Study Says P2P Downloaders Buy More Music
An anonymous reader writes "Michael Geist posts to his site about a study commissioned by the Canadian government intended to look into the buying habits of music fans. What the study found is that 'there is a positive correlation between peer-to-peer downloading and CD purchasing.' The report is entitled The Impact of Music Downloads and P2P File-Sharing on the Purchase of Music: A Study For Industry Canada, and it was 'conducted collaboratively by two professors from the University of London, Industry Canada, and Decima Research, who surveyed over 2,000 Canadians on their music downloading and purchasing habits. The authors believe this is the first ever empirical study to employ representative microeconomic data.'"
...among Canadians actually engaged in it, P2P file-sharing increases CD purchasing. We estimate that the effect of one additional P2P download per month is to increase music purchasing by 0.44 CDs per year. However, it is important to remember that correlation does not equal causation. It seems just as probable, if not more so, that people who buy more CDs are more likely to engage in file sharing.I find it curious that they would phrase their results in such a manner. From the data gathered in the study, I believe it is impossible to determine causation. To me, this throws their entire credibility into question.
It's not possible to do a controlled experiment in this context - to see if an otherwise similar group of individuals will buy more or fewer CDs if they do not have P2P access to music. So one cannot say whether or not such access reduces or enhances CD sales. It's quite plausible that the latter would happen, as a result of increasing immersion in the music culture, but it would seem to be very difficult to produce direct evidence.
However, this does reinforce the fairly obvious conclusion that the recording industry has chosen to use strongarm tactics on its best customers. It does not seem like the best of business models.
Floating face-down in a river of regret...and thoughts of you...
there is a positive correlation between peer-to-peer downloading and CD purchasing.
Well of course. This study makes it perfectly clear that P2P downloading leads to CD purchasing, so P2P is obviously helping the music industry.

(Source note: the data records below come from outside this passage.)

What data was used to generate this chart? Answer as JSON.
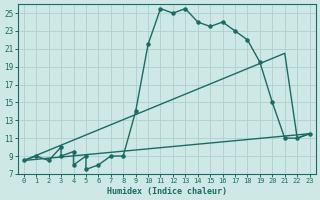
{
  "xlabel": "Humidex (Indice chaleur)",
  "bg_color": "#cde8e5",
  "line_color": "#1a6b63",
  "grid_color": "#aecfcc",
  "xlim": [
    -0.5,
    23.5
  ],
  "ylim": [
    7,
    26
  ],
  "xticks": [
    0,
    1,
    2,
    3,
    4,
    5,
    6,
    7,
    8,
    9,
    10,
    11,
    12,
    13,
    14,
    15,
    16,
    17,
    18,
    19,
    20,
    21,
    22,
    23
  ],
  "yticks": [
    7,
    9,
    11,
    13,
    15,
    17,
    19,
    21,
    23,
    25
  ],
  "curve1_x": [
    0,
    1,
    2,
    3,
    3,
    4,
    4,
    5,
    5,
    6,
    7,
    8,
    9,
    10,
    11,
    12,
    13,
    14,
    15,
    16,
    17,
    18,
    19,
    20,
    21,
    22,
    23
  ],
  "curve1_y": [
    8.5,
    9,
    8.5,
    10,
    9,
    9.5,
    8,
    9,
    7.5,
    8,
    9,
    9,
    14,
    21.5,
    25.5,
    25,
    25.5,
    24,
    23.5,
    24,
    23,
    22,
    19.5,
    15,
    11,
    11,
    11.5
  ],
  "curve2_x": [
    0,
    23
  ],
  "curve2_y": [
    8.5,
    11.5
  ],
  "curve3_x": [
    0,
    21,
    22,
    23
  ],
  "curve3_y": [
    8.5,
    20.5,
    11,
    11.5
  ]
}
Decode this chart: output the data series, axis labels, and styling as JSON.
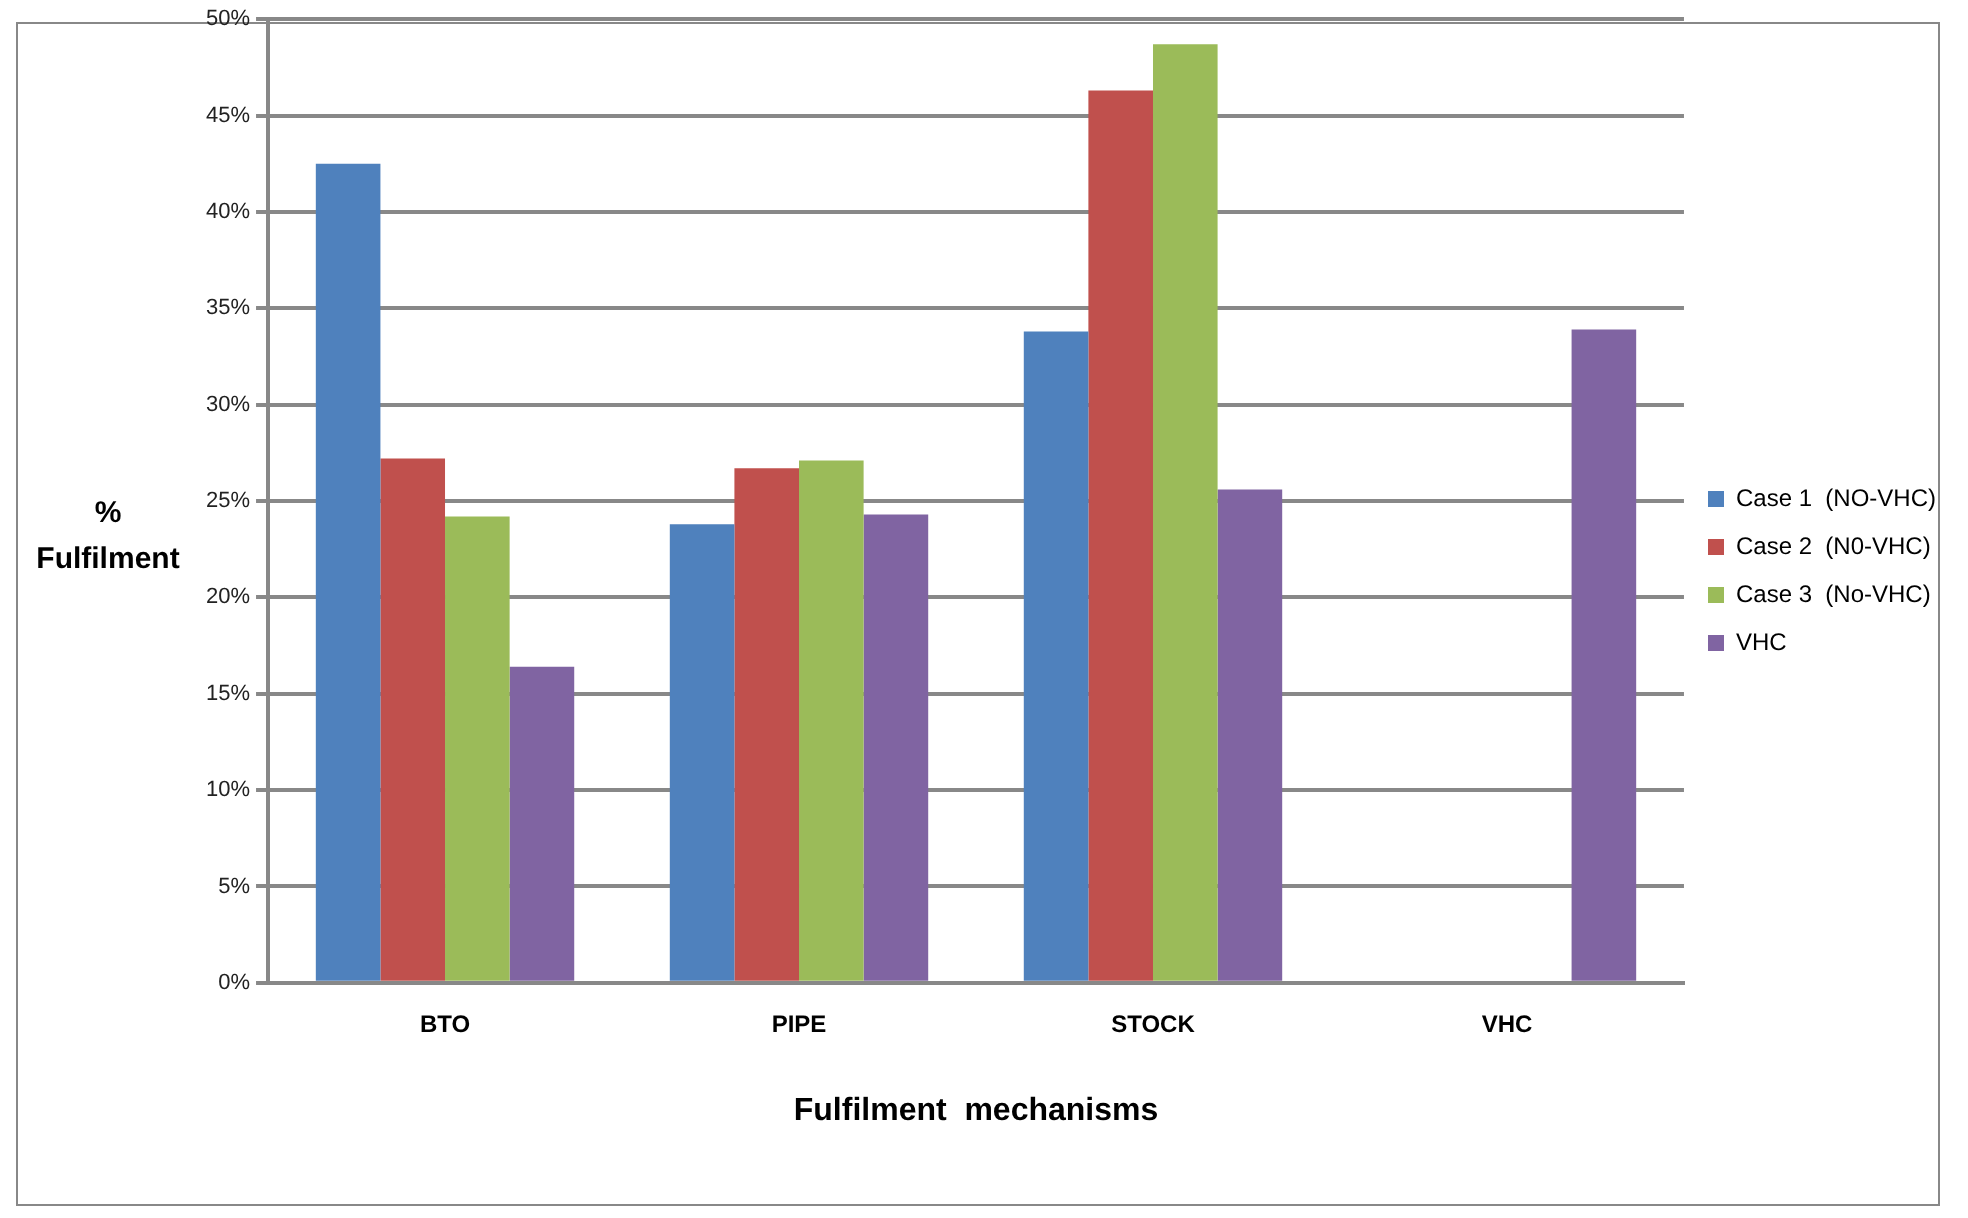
{
  "chart_data": {
    "type": "bar",
    "xlabel": "Fulfilment  mechanisms",
    "ylabel": "% Fulfilment",
    "categories": [
      "BTO",
      "PIPE",
      "STOCK",
      "VHC"
    ],
    "series": [
      {
        "name": "Case 1  (NO-VHC)",
        "color": "#4f81bd",
        "values": [
          42.5,
          23.8,
          33.8,
          null
        ]
      },
      {
        "name": "Case 2  (N0-VHC)",
        "color": "#c0504d",
        "values": [
          27.2,
          26.7,
          46.3,
          null
        ]
      },
      {
        "name": "Case 3  (No-VHC)",
        "color": "#9bbb59",
        "values": [
          24.2,
          27.1,
          48.7,
          null
        ]
      },
      {
        "name": "VHC",
        "color": "#8064a2",
        "values": [
          16.4,
          24.3,
          25.6,
          33.9
        ]
      }
    ],
    "ylim": [
      0,
      50
    ],
    "yticks": [
      {
        "value": 0,
        "label": "0%"
      },
      {
        "value": 5,
        "label": "5%"
      },
      {
        "value": 10,
        "label": "10%"
      },
      {
        "value": 15,
        "label": "15%"
      },
      {
        "value": 20,
        "label": "20%"
      },
      {
        "value": 25,
        "label": "25%"
      },
      {
        "value": 30,
        "label": "30%"
      },
      {
        "value": 35,
        "label": "35%"
      },
      {
        "value": 40,
        "label": "40%"
      },
      {
        "value": 45,
        "label": "45%"
      },
      {
        "value": 50,
        "label": "50%"
      }
    ],
    "grid": "y",
    "legend": "right"
  }
}
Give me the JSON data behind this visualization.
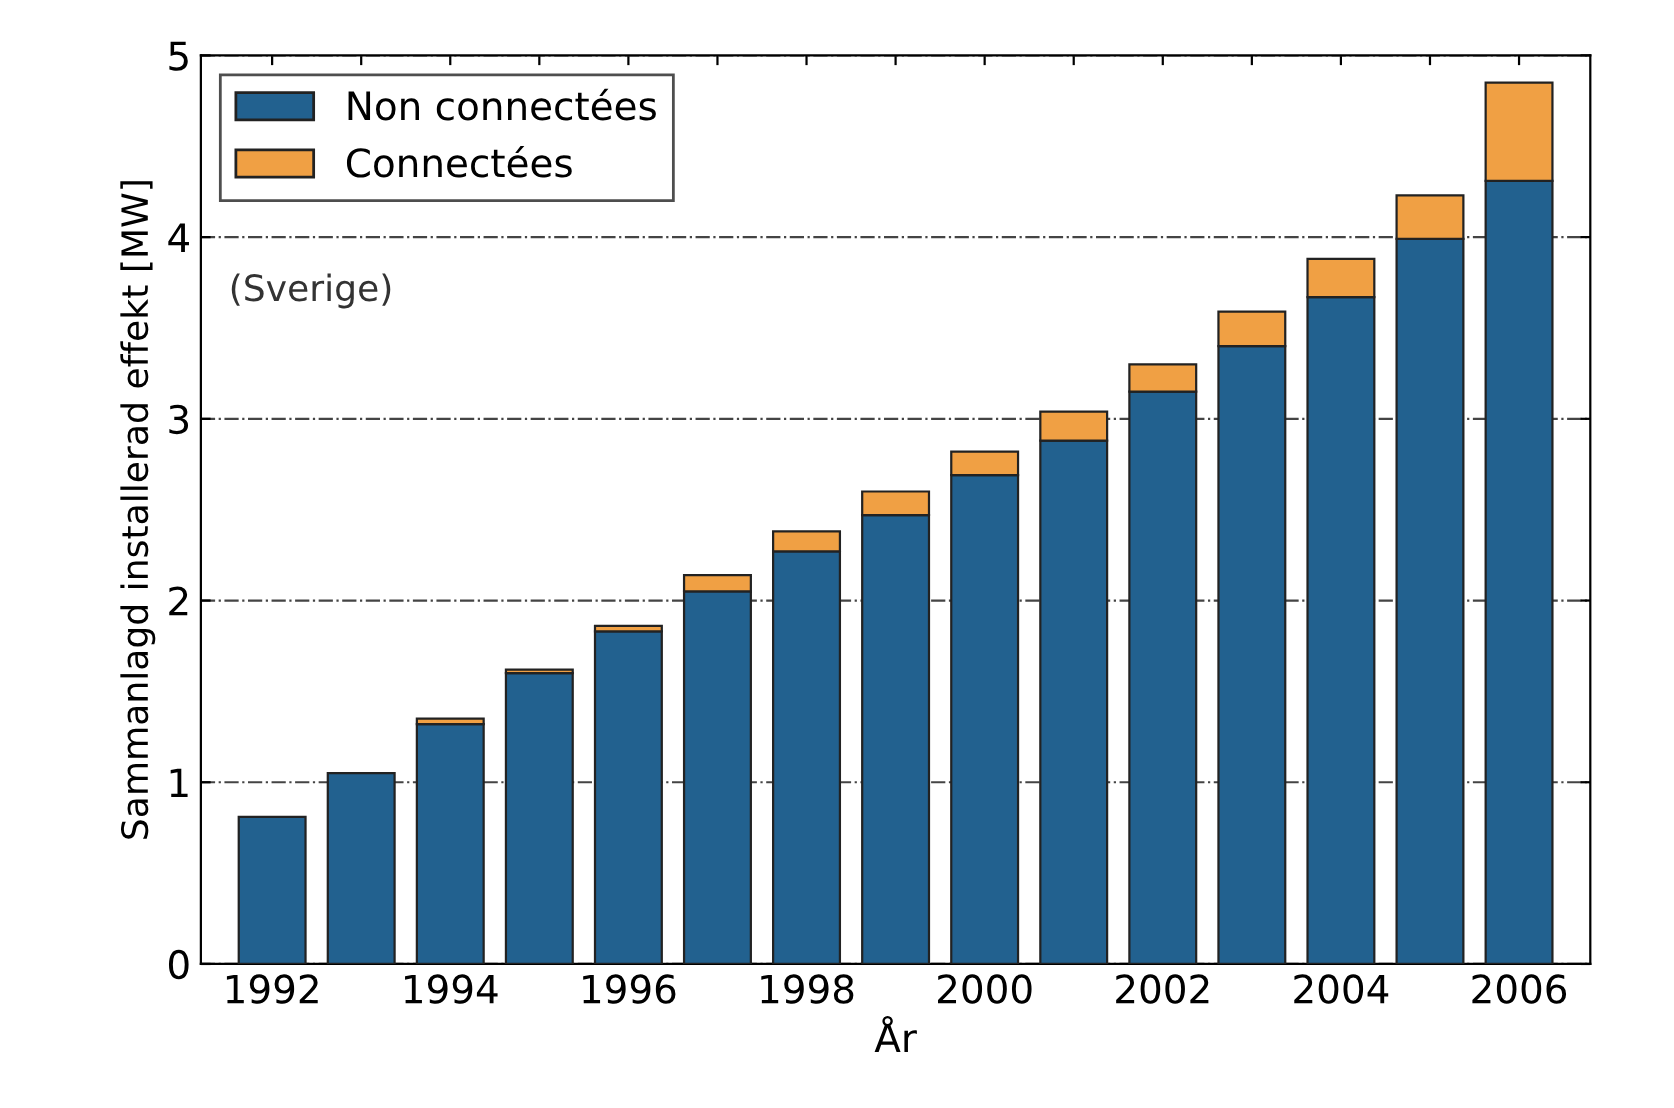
{
  "chart_data": {
    "type": "bar",
    "stacked": true,
    "categories": [
      "1992",
      null,
      "1994",
      null,
      "1996",
      null,
      "1998",
      null,
      "2000",
      null,
      "2002",
      null,
      "2004",
      null,
      "2006"
    ],
    "series": [
      {
        "name": "Non connectées",
        "color": "#22618f",
        "values": [
          0.81,
          1.05,
          1.32,
          1.6,
          1.83,
          2.05,
          2.27,
          2.47,
          2.69,
          2.88,
          3.15,
          3.4,
          3.67,
          3.99,
          4.31
        ]
      },
      {
        "name": "Connectées",
        "color": "#f0a044",
        "values": [
          null,
          null,
          0.03,
          0.02,
          0.03,
          0.09,
          0.11,
          0.13,
          0.13,
          0.16,
          0.15,
          0.19,
          0.21,
          0.24,
          0.54
        ]
      }
    ],
    "xlabel": "År",
    "ylabel": "Sammanlagd installerad effekt [MW]",
    "ylim": [
      0,
      5
    ],
    "yticks": [
      0,
      1,
      2,
      3,
      4,
      5
    ],
    "grid": "y",
    "legend": "top left",
    "annotations": [
      "(Sverige)"
    ]
  }
}
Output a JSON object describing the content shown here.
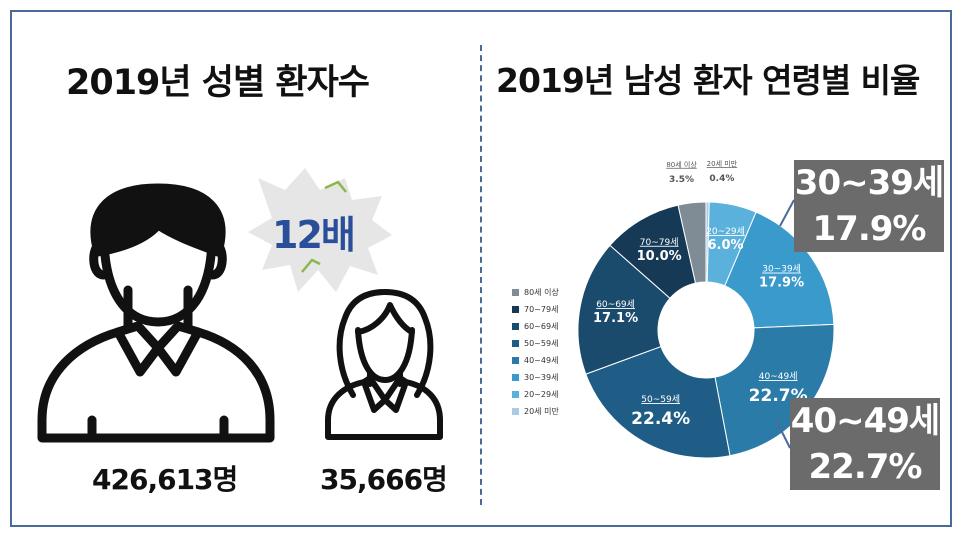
{
  "left_panel": {
    "title": "2019년 성별 환자수",
    "ratio_label": "12배",
    "male_count": "426,613명",
    "female_count": "35,666명"
  },
  "right_panel": {
    "title": "2019년 남성 환자 연령별 비율"
  },
  "callouts": {
    "c30_label": "30~39세",
    "c30_value": "17.9%",
    "c40_label": "40~49세",
    "c40_value": "22.7%"
  },
  "colors": {
    "border": "#4a6a9a",
    "callout_bg": "#6b6b6b",
    "ratio_text": "#2b4e9a"
  },
  "chart_data": {
    "type": "donut",
    "title": "2019년 남성 환자 연령별 비율",
    "slices": [
      {
        "label": "20세 미만",
        "value": 0.4,
        "display": "0.4%",
        "color": "#a8cce4"
      },
      {
        "label": "20~29세",
        "value": 6.0,
        "display": "6.0%",
        "color": "#5ab1dc"
      },
      {
        "label": "30~39세",
        "value": 17.9,
        "display": "17.9%",
        "color": "#3a9acb"
      },
      {
        "label": "40~49세",
        "value": 22.7,
        "display": "22.7%",
        "color": "#2b7ba8"
      },
      {
        "label": "50~59세",
        "value": 22.4,
        "display": "22.4%",
        "color": "#1f5d86"
      },
      {
        "label": "60~69세",
        "value": 17.1,
        "display": "17.1%",
        "color": "#1a4a6c"
      },
      {
        "label": "70~79세",
        "value": 10.0,
        "display": "10.0%",
        "color": "#163a55"
      },
      {
        "label": "80세 이상",
        "value": 3.5,
        "display": "3.5%",
        "color": "#7f8c95"
      }
    ],
    "legend": [
      "80세 이상",
      "70~79세",
      "60~69세",
      "50~59세",
      "40~49세",
      "30~39세",
      "20~29세",
      "20세 미만"
    ],
    "legend_position": "left"
  }
}
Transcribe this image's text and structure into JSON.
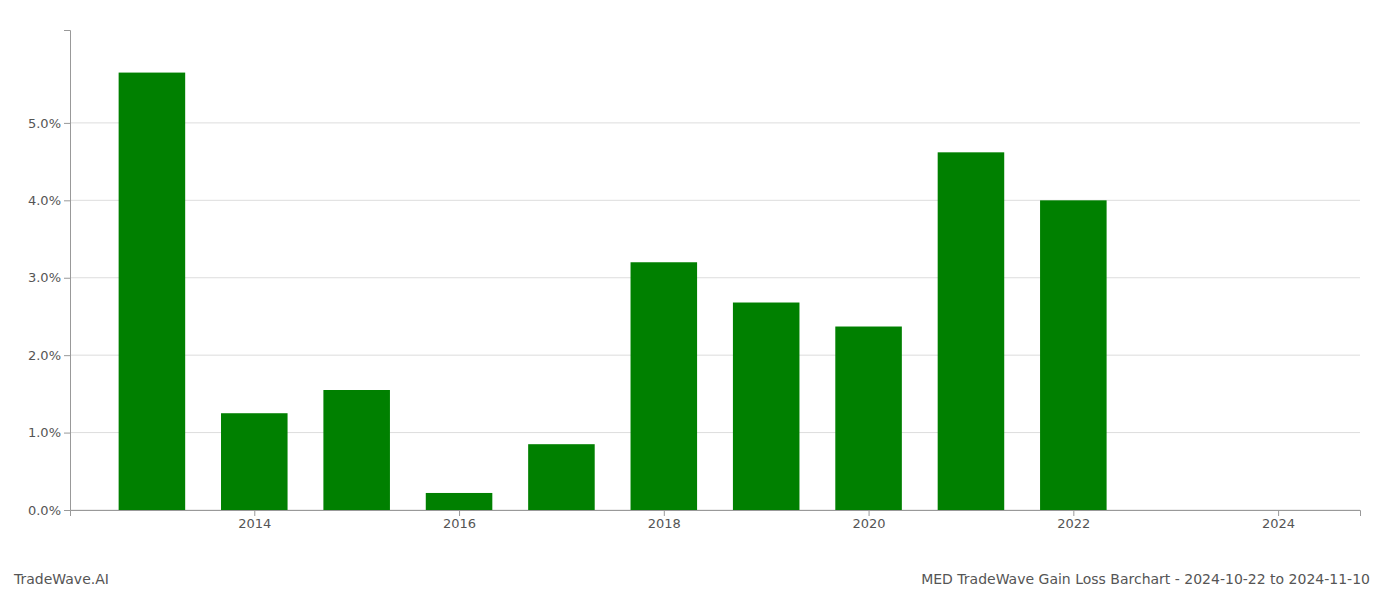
{
  "chart_data": {
    "type": "bar",
    "title": "MED TradeWave Gain Loss Barchart - 2024-10-22 to 2024-11-10",
    "annotations": [
      "TradeWave.AI"
    ],
    "x": [
      2013,
      2014,
      2015,
      2016,
      2017,
      2018,
      2019,
      2020,
      2021,
      2022
    ],
    "values": [
      0.0565,
      0.0125,
      0.0155,
      0.0022,
      0.0085,
      0.032,
      0.0268,
      0.0237,
      0.0462,
      0.04
    ],
    "color": "#008000",
    "xlim": [
      2012.2,
      2024.8
    ],
    "xticks": [
      2014,
      2016,
      2018,
      2020,
      2022,
      2024
    ],
    "ylim": [
      0,
      0.062
    ],
    "yticks": [
      {
        "value": 0.0,
        "label": "0.0%"
      },
      {
        "value": 0.01,
        "label": "1.0%"
      },
      {
        "value": 0.02,
        "label": "2.0%"
      },
      {
        "value": 0.03,
        "label": "3.0%"
      },
      {
        "value": 0.04,
        "label": "4.0%"
      },
      {
        "value": 0.05,
        "label": "5.0%"
      }
    ],
    "grid": true
  }
}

Wait a minute. Before P2P some people liked to buy a lot of CDs and some people didn't like to buy CDs at all. Those people who liked to buy a lot of CDs are now buying fewer CDs and downloading music illegally instead. Those people who didn't care much about music before are not downloading musically illegally because they don't want it very much. So P2P is obviously hurting the music industry.
Oh wait. I can come to two different opinions based on the same evidence depending on what mood I'm in and the people I listen to. Maybe I should recognize that it's totally possible to make a convincing argument for a statement that isn't true. Maybe I should re-evaluate some of the things I'm dead certain about.
I believe that the language quoted is typical of statisticians talking about the data (think "graph") rather than the underlying observed system. In other words, I believe one should read it as short-hand for
I believe that professional statisticians and researchers understand the difference between describing 'the effect" of moving around on the graph of results (correlation) versus claiming cause and effect in the underlying system.
However, quibbling over statistician-speak is irrelevant to the key point that people who were observed to download more music were also observed to buy more CDs. This result drives a stake in the heart of the RIAA argument that people download music instead of purchasing CDs.
The fact is : users who happen to download a lot, happen to buy a lot too.
No matter which causes which, there's an important conclusion to be drawn for media companies :
Stop harassing downloaders, because currently, you happen to be pissing off you best buyers.
Yes we know you **AA hate people who "illegaly steal" your stuff, but those people happen to be those who buy most of your CDs anyway, so be nice with them.
"Sufficiently advanced satire is indistinguishable from reality." - [Tips: 1DrYakQDKCQ6y52z6QbnkxHXAocMZJE61o ]
Does this correlation finding mean that the RIAA should pursue and find reasons to sue people who don't use P2P, because thse are the very people NOT buying CDs?
Miraculous as they seemed in the 80s,
they are outclassed on a number of fronts by simple digital files,
as far as a consumer is concerned.
1. The digital file isn't tied to any particular physical object,
or player, or location. It's simpler. If I know part of its name,
I can be playing it a few seconds later.
2. The digital files can be more flexibly arranged in groups to different
tastes and purposes.
3. They can be stored on the Internet and communities of people
can review them, collate them very flexibly.
4. They don't encourage the production of cruft to fill extra
tracks on a CD album.
So why are we talking about CDs at all. That was so 80s.
The discussion should be how music artists should be compensated
in the post CD world.
I think Radiohead demonstrated the way forward.
The traditional music industry, by fighting an inevitable change,
is driving a stake into its own heart by guaranteeing its irrelevance.
Where are we going and why are we in a handbasket?